Pemerintah Kota Surakarta menghadirkan kembali Pasar Yaik, setelah hampir 30 tahun tiada. Rencananya, pasar khusus souvenir/cinderamata dan aneka jajanan kering itu akan diresmikan Menteri Perdagangan Mari Elka Pangestu, pada 16 Pebruari malam.

Souvenir berupa aneka jenis topeng. Ada yang bisa dipergunakan sebagai gantungan kunci, hiasan meja atau tembok
Pasar uji coba sudah dilakukan mulai Selasa (10/2) malam. Delapan tenda masing-masing berisi empat ‘lapak’ sudah dicoba pakai. Tak terlalu ramai, memang. Maklum, masih versi beta. Tapi pada saat peresmian nanti, sedikitnya bakal terdapat 80 tenda yang menampung 320 pedagang aneka buah tangan. Soal materi yang dijajakan, jangan kuatir. Produk-produk yang dijajakan didominasi oleh barang-barang yang berbau Solo dan sekitarnya.

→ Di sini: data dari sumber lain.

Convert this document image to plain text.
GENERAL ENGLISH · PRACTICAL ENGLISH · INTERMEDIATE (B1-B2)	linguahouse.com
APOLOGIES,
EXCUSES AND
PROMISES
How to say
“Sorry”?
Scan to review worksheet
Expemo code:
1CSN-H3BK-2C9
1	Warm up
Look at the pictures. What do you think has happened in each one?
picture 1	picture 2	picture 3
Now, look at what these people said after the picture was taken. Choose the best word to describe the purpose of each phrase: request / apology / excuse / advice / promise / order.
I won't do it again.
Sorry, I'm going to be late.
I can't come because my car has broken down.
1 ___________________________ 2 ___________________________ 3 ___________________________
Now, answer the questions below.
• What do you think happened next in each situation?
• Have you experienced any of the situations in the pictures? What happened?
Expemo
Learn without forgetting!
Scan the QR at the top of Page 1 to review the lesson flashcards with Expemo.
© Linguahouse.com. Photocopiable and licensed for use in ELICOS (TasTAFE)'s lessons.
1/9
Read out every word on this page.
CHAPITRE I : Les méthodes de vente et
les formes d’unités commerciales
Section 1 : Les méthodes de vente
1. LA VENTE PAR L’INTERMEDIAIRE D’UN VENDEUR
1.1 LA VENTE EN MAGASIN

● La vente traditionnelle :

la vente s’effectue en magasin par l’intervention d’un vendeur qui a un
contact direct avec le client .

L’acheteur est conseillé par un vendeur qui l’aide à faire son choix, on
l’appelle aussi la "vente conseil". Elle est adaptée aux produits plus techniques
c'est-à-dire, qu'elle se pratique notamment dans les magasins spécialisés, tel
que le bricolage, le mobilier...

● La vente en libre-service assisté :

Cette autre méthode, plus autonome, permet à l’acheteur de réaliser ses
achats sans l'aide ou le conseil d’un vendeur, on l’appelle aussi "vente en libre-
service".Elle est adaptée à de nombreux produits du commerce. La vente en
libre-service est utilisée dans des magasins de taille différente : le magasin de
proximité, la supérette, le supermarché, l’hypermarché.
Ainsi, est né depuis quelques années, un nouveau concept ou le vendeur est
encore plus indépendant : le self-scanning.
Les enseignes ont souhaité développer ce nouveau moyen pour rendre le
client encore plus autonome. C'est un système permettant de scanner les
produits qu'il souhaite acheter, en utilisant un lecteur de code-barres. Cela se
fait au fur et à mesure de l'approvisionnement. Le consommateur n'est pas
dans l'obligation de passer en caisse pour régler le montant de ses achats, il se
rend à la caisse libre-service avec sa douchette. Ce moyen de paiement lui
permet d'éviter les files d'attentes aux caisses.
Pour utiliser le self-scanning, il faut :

Tenda-tenda besar tersebut nantinya akan didirikan menjelang petang hari dan digulung kembali menjelang pagi. Namanya saja night market, jadi ya memang pasarnya hanya ada pada malam hari. Jadi, kalau sejak Selasa petang Anda tak bisa berbelok menuju Pura Mangkunegaran dari arah Pasar Pon, ya harap maklum saja. Di sepanjang Jl. Diponegoro itu memang dikhususkan bagi para pejalan kaki.

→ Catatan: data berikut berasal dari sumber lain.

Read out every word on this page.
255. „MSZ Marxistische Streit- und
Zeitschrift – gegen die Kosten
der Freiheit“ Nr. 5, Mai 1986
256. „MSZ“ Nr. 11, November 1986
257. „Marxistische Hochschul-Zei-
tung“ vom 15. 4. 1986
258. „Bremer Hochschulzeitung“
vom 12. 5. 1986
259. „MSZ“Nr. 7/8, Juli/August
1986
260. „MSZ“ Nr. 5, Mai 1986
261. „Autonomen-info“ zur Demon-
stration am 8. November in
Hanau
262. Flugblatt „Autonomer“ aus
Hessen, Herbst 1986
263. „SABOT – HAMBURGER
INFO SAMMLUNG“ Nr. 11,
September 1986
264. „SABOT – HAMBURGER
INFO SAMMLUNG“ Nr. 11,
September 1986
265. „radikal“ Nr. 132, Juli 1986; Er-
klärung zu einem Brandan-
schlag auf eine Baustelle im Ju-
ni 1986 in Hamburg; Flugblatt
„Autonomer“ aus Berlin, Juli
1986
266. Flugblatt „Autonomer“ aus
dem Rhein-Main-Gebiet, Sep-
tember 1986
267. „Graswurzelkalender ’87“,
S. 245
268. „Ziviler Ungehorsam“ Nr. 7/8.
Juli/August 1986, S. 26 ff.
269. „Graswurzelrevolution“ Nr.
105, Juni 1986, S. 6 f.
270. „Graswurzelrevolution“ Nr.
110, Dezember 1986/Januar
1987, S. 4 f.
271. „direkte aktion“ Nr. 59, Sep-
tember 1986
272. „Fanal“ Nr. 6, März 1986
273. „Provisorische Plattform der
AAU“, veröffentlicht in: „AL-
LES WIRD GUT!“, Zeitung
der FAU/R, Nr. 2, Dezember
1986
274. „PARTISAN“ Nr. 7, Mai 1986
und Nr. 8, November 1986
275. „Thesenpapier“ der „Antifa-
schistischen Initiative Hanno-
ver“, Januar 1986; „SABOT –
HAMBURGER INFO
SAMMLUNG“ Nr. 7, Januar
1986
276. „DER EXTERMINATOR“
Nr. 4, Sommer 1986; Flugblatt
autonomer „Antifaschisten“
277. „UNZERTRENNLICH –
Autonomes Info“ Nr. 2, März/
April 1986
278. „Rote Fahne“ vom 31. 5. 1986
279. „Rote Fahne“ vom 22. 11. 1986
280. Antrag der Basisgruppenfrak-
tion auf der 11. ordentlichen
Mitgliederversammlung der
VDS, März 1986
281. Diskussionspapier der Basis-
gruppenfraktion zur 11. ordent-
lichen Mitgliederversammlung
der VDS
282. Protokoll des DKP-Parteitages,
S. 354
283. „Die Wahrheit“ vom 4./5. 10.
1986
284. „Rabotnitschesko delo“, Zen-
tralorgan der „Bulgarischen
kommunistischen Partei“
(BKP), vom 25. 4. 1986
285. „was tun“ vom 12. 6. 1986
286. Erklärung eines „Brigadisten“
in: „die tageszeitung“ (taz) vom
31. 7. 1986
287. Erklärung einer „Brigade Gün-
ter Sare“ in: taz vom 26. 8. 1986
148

Bagi Anda yang sibuk meeting di Solo pada siang hari, kini tak lagi susah mencari buah tangan. Apalagi bila harus segera kembali pulang dengan pesawat atau kereta pagi. Batik, aneka kue, srabi, atau apapun yang diinginkan, semua sudah disediakan. Pilih, bayar dan bawa! Simple.
Sekadar mengingatkan, sebutan Pasar Yaik, konon berasal dari kata-kata yang meluncur dari sang penjual sebagai tanda setuju, deal harga. “Yakk… Ikk..! ” kata si pedagang. Mirip kata yoi yang diucapkan anak-anak muda kini untuk menggantikan kata ‘ya’. Biar gaul? Bisa jadi…..
Pasar Yaik atau night market itu terletak di depan Pasar Triwindu, atau pasar yang khusus menyediakan komoditi berupa barang-barang kuno, juga antik (meski banyak pula yang tiruan alias repro). Pasar Triwindu yang baru selesai direnovasi itu juga bakal diresmikan bersamaan dengan Pasar Yaik.
Nah, kian banyak pilihan belanja cinderamata, bukan?


Tak sabar menunggu yang versi resmi, alias bukan beta lagi. Budhal!
mari kita kunjungi lagi bareng2 pasar yaik itu!
jajanan kering kuwi bentuke koyo opo mas. mbokmenawa nalika mlaku-mlaku neng solo tak mampir njur ngicipi jajane.